For many Elgin is the name of the aristocrat who ‘stole’ the marbles from the Parthenon of Athens and sold them to the British Museum.  Others, in north-west Scotland towards the end of the 19th century, thought the owners of the new Glen Elgin distillery had lost theirs. The work of renowned distillery architect Charles Doig, the site was chosen both for the all-important water source and the railway line that ran nearby.

Sadly for the owners, former Glenfarclas manager William Simpson and banking official James Carle, the rains failed too often and planning permission for an on-site railway siding was refused. The pair’s initial £14,000 investment had collapsed to £4,000 by the time they sold up in 1901. Glen Elgin marked the peak of a then boom time for whisky, and was the last distillery to be built in Speyside for 50 years.

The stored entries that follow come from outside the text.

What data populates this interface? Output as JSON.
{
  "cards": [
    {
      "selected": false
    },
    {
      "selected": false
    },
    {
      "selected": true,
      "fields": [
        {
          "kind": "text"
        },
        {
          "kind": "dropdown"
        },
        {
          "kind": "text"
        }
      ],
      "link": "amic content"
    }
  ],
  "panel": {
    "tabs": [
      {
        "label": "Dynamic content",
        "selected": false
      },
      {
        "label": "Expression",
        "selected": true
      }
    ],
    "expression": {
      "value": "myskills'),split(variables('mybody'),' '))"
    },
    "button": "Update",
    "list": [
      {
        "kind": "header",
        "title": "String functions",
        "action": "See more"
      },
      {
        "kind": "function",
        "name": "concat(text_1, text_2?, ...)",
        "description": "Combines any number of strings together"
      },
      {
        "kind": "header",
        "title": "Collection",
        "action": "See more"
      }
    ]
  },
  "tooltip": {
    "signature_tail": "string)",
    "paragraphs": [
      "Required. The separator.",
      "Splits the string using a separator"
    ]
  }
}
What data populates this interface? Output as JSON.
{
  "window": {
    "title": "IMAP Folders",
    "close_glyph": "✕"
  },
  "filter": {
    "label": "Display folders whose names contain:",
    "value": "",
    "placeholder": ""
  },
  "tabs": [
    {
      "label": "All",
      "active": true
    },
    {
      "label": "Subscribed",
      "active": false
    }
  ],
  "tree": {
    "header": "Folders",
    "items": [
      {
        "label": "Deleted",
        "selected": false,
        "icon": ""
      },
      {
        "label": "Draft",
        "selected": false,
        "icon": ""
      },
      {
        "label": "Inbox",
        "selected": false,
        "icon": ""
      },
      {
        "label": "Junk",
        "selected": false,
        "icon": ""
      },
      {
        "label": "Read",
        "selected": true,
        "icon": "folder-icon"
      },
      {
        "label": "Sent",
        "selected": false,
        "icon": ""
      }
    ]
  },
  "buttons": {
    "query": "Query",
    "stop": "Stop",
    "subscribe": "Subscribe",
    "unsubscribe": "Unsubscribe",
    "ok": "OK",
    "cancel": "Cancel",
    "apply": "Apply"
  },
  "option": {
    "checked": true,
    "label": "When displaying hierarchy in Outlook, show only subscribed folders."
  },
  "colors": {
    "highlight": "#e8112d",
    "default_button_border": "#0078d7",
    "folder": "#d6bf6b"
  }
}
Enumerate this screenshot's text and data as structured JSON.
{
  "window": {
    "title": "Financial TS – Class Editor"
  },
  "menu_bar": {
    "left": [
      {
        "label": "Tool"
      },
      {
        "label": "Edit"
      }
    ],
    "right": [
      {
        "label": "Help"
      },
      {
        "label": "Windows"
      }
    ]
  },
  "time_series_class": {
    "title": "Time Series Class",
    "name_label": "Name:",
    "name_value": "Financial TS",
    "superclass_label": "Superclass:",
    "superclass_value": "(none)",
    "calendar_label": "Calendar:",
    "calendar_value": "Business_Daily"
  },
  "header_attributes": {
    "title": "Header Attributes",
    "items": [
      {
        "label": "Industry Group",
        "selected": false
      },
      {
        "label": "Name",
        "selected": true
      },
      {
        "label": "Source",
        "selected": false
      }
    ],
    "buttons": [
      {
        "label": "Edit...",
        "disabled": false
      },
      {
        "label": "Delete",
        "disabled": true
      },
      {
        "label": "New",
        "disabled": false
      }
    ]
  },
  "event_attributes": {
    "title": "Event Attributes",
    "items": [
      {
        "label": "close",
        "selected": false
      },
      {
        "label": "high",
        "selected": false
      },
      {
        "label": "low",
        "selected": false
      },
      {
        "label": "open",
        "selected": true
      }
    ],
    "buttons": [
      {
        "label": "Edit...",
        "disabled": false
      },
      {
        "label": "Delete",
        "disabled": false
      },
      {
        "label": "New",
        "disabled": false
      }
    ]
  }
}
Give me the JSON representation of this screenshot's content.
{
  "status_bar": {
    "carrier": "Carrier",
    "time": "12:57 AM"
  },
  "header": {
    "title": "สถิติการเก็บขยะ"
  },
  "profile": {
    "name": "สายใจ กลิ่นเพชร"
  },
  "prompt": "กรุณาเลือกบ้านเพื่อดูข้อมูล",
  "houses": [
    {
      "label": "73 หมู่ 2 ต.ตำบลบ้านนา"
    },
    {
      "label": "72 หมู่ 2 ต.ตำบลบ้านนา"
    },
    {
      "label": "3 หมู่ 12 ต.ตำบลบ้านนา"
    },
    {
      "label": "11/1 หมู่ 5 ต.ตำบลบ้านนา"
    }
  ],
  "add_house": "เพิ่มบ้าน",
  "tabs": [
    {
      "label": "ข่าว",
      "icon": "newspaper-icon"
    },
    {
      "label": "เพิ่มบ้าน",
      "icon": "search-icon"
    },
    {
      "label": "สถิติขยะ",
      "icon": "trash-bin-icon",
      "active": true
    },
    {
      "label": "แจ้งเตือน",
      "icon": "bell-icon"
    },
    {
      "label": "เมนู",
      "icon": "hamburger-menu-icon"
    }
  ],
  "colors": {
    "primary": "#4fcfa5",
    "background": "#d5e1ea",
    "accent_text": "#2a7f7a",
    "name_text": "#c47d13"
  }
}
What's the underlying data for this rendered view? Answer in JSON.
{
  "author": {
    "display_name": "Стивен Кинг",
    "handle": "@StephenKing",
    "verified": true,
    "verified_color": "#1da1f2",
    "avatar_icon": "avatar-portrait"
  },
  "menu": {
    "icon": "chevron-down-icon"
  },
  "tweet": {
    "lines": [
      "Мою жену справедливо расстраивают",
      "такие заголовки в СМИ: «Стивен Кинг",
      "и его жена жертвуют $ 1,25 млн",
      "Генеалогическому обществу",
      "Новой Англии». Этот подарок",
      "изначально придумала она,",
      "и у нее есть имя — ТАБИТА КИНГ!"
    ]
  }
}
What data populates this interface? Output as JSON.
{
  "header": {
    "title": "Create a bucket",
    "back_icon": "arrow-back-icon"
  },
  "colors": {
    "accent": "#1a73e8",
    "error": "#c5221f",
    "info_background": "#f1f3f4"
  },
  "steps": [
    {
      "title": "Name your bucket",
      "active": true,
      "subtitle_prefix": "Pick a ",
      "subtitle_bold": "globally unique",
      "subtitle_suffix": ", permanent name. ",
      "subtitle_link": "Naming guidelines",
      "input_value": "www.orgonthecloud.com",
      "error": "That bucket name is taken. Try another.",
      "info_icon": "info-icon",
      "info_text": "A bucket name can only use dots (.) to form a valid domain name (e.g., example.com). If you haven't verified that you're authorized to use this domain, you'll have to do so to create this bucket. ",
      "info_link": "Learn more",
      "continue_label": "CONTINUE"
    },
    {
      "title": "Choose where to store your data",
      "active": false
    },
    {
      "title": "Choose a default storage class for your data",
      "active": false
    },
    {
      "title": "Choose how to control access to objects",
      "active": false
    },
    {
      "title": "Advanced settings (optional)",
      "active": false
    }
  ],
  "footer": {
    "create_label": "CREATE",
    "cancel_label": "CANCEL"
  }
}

It stumbled on from crisis to crisis, owner to owner, before being sold to DCL in the 1930s and licensed to White Horse Distillers where the malt became a vital component in the White Horse blend, exported to over 2000 countries. The distillery displays the white horse badge to this day. It is not known whether early tasting notes made any reference to a slight of paraffin, that being the only source of power and lighting until the 1950s! Today, after major refurbishment under the aegis of Diageo, Glen Elgin is still a happy blend of ancient and modern, computerisation and automation being kept to a minimum.

The 12-year-old malt is described as aromatic with notes of marzipan and almonds. Three wash and spirit stills have a capacity of 1,830,000 litres of spirit a year, with sales in the region of 9 million bottles.

in 2019, a 44-year-old single cask was breached, realising just 173 bottles. Lucky angels!